Deterministic Multiple Mapping Conditioning (MMC) applied to a turbulent flame in Large Eddy Simulation (LES)

Abstract

The scalar dissipation rate is a key quantity in turbulent combustion modelling, in particular for Conditional Moment Closure (CMC). In Large Eddy Simulation (LES), a subgrid-scale (SGS) mixing model must be provided to determine the SGS mixture fraction variance needed for the filtered scalar dissipation rate and the filtered density function. Multiple Mapping Conditioning (MMC) is selected as a SGS mixing model and the deterministic form is implemented for the first time in LES. The objective of the present study is to assess the capabilities of MMC to model the turbulent mixing field and the conditionally filtered scalar dissipation rate, N|η∼ needed in CMC.The MMC transport equation is implemented in a LES code coupled with CMC to simulate a lifted jet flame in a vitiated coflow. The MMC formulation and computational details are presented.

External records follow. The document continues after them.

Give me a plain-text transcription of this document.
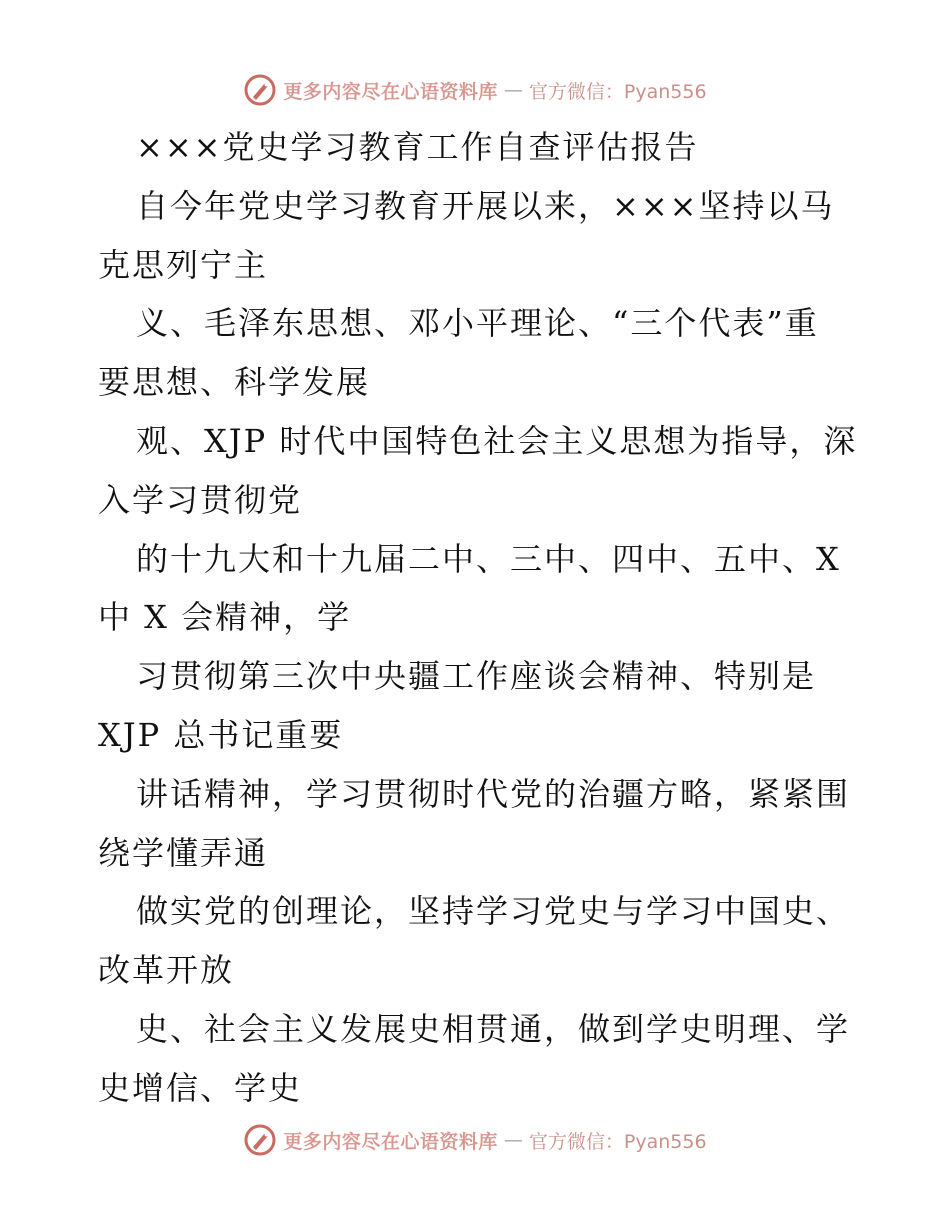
更多内容尽在心语资料库 — 官方微信：Pyan556
×××党史学习教育工作自查评估报告
自今年党史学习教育开展以来，×××坚持以马
克思列宁主
义、毛泽东思想、邓小平理论、“三个代表”重
要思想、科学发展
观、XJP 时代中国特色社会主义思想为指导，深
入学习贯彻党
的十九大和十九届二中、三中、四中、五中、X
中 X 会精神，学
习贯彻第三次中央疆工作座谈会精神、特别是
XJP 总书记重要
讲话精神，学习贯彻时代党的治疆方略，紧紧围
绕学懂弄通
做实党的创理论，坚持学习党史与学习中国史、
改革开放
史、社会主义发展史相贯通，做到学史明理、学
史增信、学史
更多内容尽在心语资料库 — 官方微信：Pyan556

MMC predictions are compared with LES for the turbulent mixing field using instantaneous and time averaged data, and experimental values are included whenever available.Reasonable agreement between MMC, LES and experimental data is found. Best fit is obtained close to the fuel exit and some discrepancies can be seen further downstream. The SGS variance is underpredicted for many parts of the jet. A thorough analysis is performed to assess the modelling and numerical assumptions. The two proposed sources of discrepancy are the linear model and neglect of a transverse component for convection in MMC. The MMC profiles of N|η∼ are significantly different from those of AMC and are sensitive to the SGS variance. Future work is suggested.